In a recent bid protest decision, the Court of Federal Claims held that a FSS award was improper where the awardee’s affiliate–but not the awardee itself–held the proper FSS contract.
The Court’s decision in ARKAY, USA, Inc., v. United States, No. 14-233C (2014) involved a Defense Health Agency procurement for self-monitoring blood glucose strips. The solicitation contemplated the award of a Blanket Purchase Agreement under the Federal Supply Schedule. The solicitation specified that offerors were “required to have an existing FSS contract” at the time quotes were submitted.
After evaluating competitive quotations, the government awarded the BPA to Abbott Diabetes Care Sales Corporation. A competitor, ARKAY USA Inc., filed a bid protest with the Court. ARKAY argued that ADCSC did not possess an FSS contract at the time quotes were submitted, and thus was ineligible for award. The Court remanded ARKAY’s initial protest to the Contracting Officer for further review.
The DHA conceded that ADCSC did not possess a FSS contract. However, the DHA concluded that ADCSC could properly hold itself out as having an FSS contract because ADSCS’s affiliate, Abbott Laboratories, Inc., held such a contract.

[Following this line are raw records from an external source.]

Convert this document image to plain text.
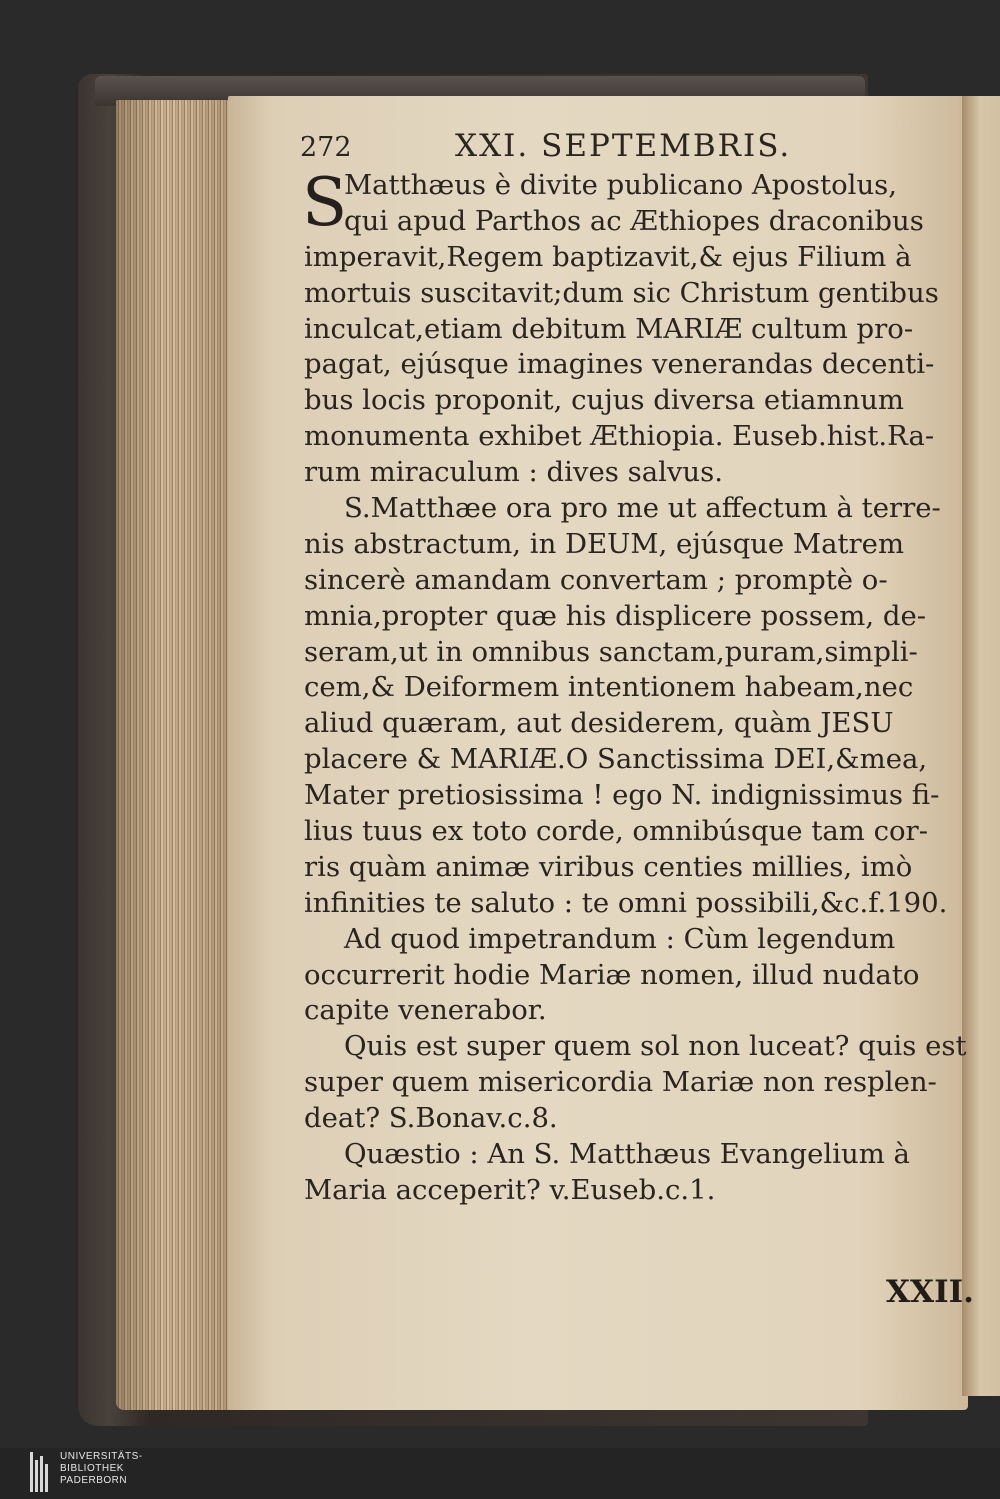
272	XXI. SEPTEMBRIS.
S
Matthæus è divite publicano Apostolus,
qui apud Parthos ac Æthiopes draconibus
imperavit,Regem baptizavit,& ejus Filium à
mortuis suscitavit;dum sic Christum gentibus
inculcat,etiam debitum MARIÆ cultum pro-
pagat, ejúsque imagines venerandas decenti-
bus locis proponit, cujus diversa etiamnum
monumenta exhibet Æthiopia. Euseb.hist.Ra-
rum miraculum : dives salvus.
S.Matthæe ora pro me ut affectum à terre-
nis abstractum, in DEUM, ejúsque Matrem
sincerè amandam convertam ; promptè o-
mnia,propter quæ his displicere possem, de-
seram,ut in omnibus sanctam,puram,simpli-
cem,& Deiformem intentionem habeam,nec
aliud quæram, aut desiderem, quàm JESU
placere & MARIÆ.O Sanctissima DEI,&mea,
Mater pretiosissima ! ego N. indignissimus fi-
lius tuus ex toto corde, omnibúsque tam cor-
ris quàm animæ viribus centies millies, imò
infinities te saluto : te omni possibili,&c.f.190.
Ad quod impetrandum : Cùm legendum
occurrerit hodie Mariæ nomen, illud nudato
capite venerabor.
Quis est super quem sol non luceat? quis est
super quem misericordia Mariæ non resplen-
deat? S.Bonav.c.8.
Quæstio : An S. Matthæus Evangelium à
Maria acceperit? v.Euseb.c.1.
XXII.
UNIVERSITÄTS-
BIBLIOTHEK
PADERBORN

ARKAY then filed a second protest, contending that the DHA’s determination was unreasonable.
The Court agreed with ARKAY. Based on the factual evidence in the record, the Court rejected the DHA’s contention that ADCSC had been acting as ALI’s agent when it submitted its quote. The Court then addressed the DHA’s contention that the relationship between ADCSC and ALI was “sufficiently close to allow ADCSC to rely on ALI’s FSS contract . . ..”
The Court noted that although ADCSC and ALI were alleged affiliates, they were separate legal entities. The Court noted that both the Solicitation and the FAR prohibited the DHA from entering into a FSS BPA with a non-Schedule contractor. Thus, the Court held, “ADCSC’s reliance on ALI’s FSS contract is clearly prohibited by FAR 8.405-3 and the plain language of the solicitation.” The Court granted ARKAY’s motion for judgment and entered a permanent injunction setting aside the award to ADCSC.
Affiliated companies can sometimes come to think of themselves as one entity, but legal distinctions between affiliated companies cannot be ignored. As the ARKAY USA decision demonstrates, an offeror cannot rely on its affiliate’s FSS contract to qualify for a Schedule award. Instead, the offeror itself must hold the FSS contract.